I had probably my first truly remarkable experience here in Florence just a few minutes ago. True, the past few days of wandering around, eating great food, having a few drinks in bars and meeting a whole lot of people have been great, but this was just incredible.
My roommate Kevin thought he had lost his wallet last night after coming back from the center of Florence. He and Garret took a cab back to our place on a street called Via del Mezzetta, which is about a 20 minute drive from the middle of town. He panicked all day and eventually used most of all our phone cards to call home and cancel his credit cards, knowing he now really had no way of getting to his money back home, bank or credit. Long story short, the wallet turned up and we set off to thank the man who had found it and turned it in.
Expecting a short and awkward conversation with a man knowing little Italian, Kevin brought Garret and I along in order to have some sort of Italian know-how present. Steve came as well. When we got there, we found a welcoming old man speaking English in a British accent. He took no time in ushering us into his apartment and sitting us down for a chat. A chat that turned out to be an hour long talk, mostly about his life. This man, last name Ballerini, (I chuckled a little inside), was born in Florence to Italian parents, then moved to England for school with three brothers. This was in the mid 1930s. As WWII started, he joined the Italian air force, one of his borthers the British air force, and another brother the Italian army. After the war, he married an Italian woman and settled down in Florence, where he was a bus driver for 28 years. This man retired when he was 48 or 49 years old. That alone just blew my mind. With a great government pension and a lifetime buspass, he and his wife (married 63 years!) raised their daughters (now aged 57 and 63) in Italy and would vacation in America in the 1970s and 80s.

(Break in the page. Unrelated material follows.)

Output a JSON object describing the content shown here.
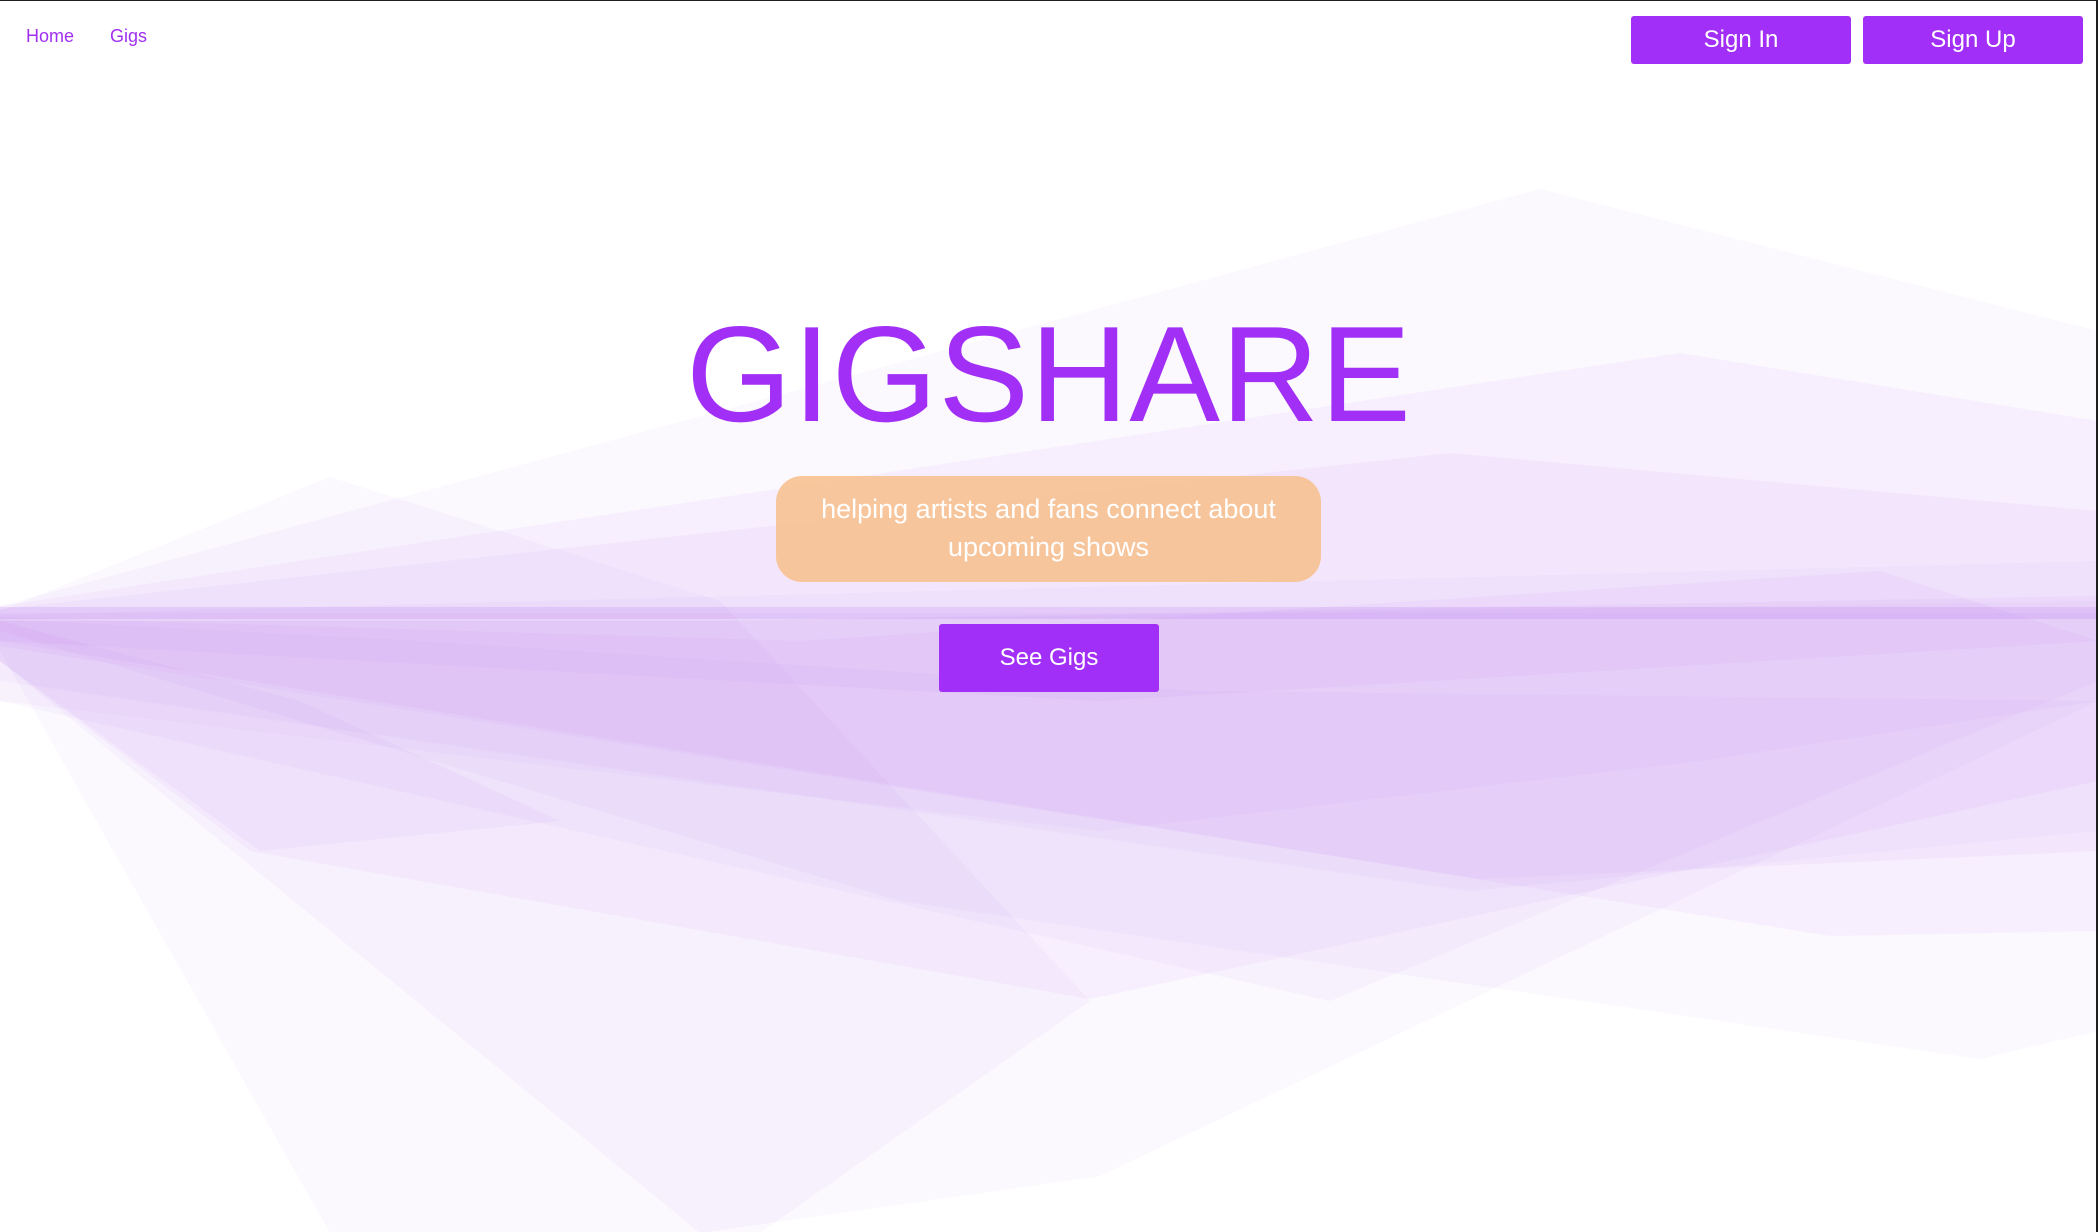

Having lost his wife in 2007, this man goes about life in the most admirable, picturesque way imaginable. He's up and to the cemetery at 8am every day to see his wife, out for a walk afterward, frequently to nearby villages to buy his preferred wine, and is overall leading a diligent, dignified solitary life in Florence Italy after a life that's brought him all over the world and among all kinds of people. Sitting there for over an hour, I was shocked when he told us he was 86 years old. He spoke and looked as if he was at least fifteen years younger. Expecting to find an ornery Italian crank, we instead landed upon a man who had lived longer than the four of us combined, with more stories to tell and people to remember than I may ever have. Signore Ballerini was a treasure, and I really hope run into him in the morning here near Via del Mezzetta.
This is why I decided to study abroad.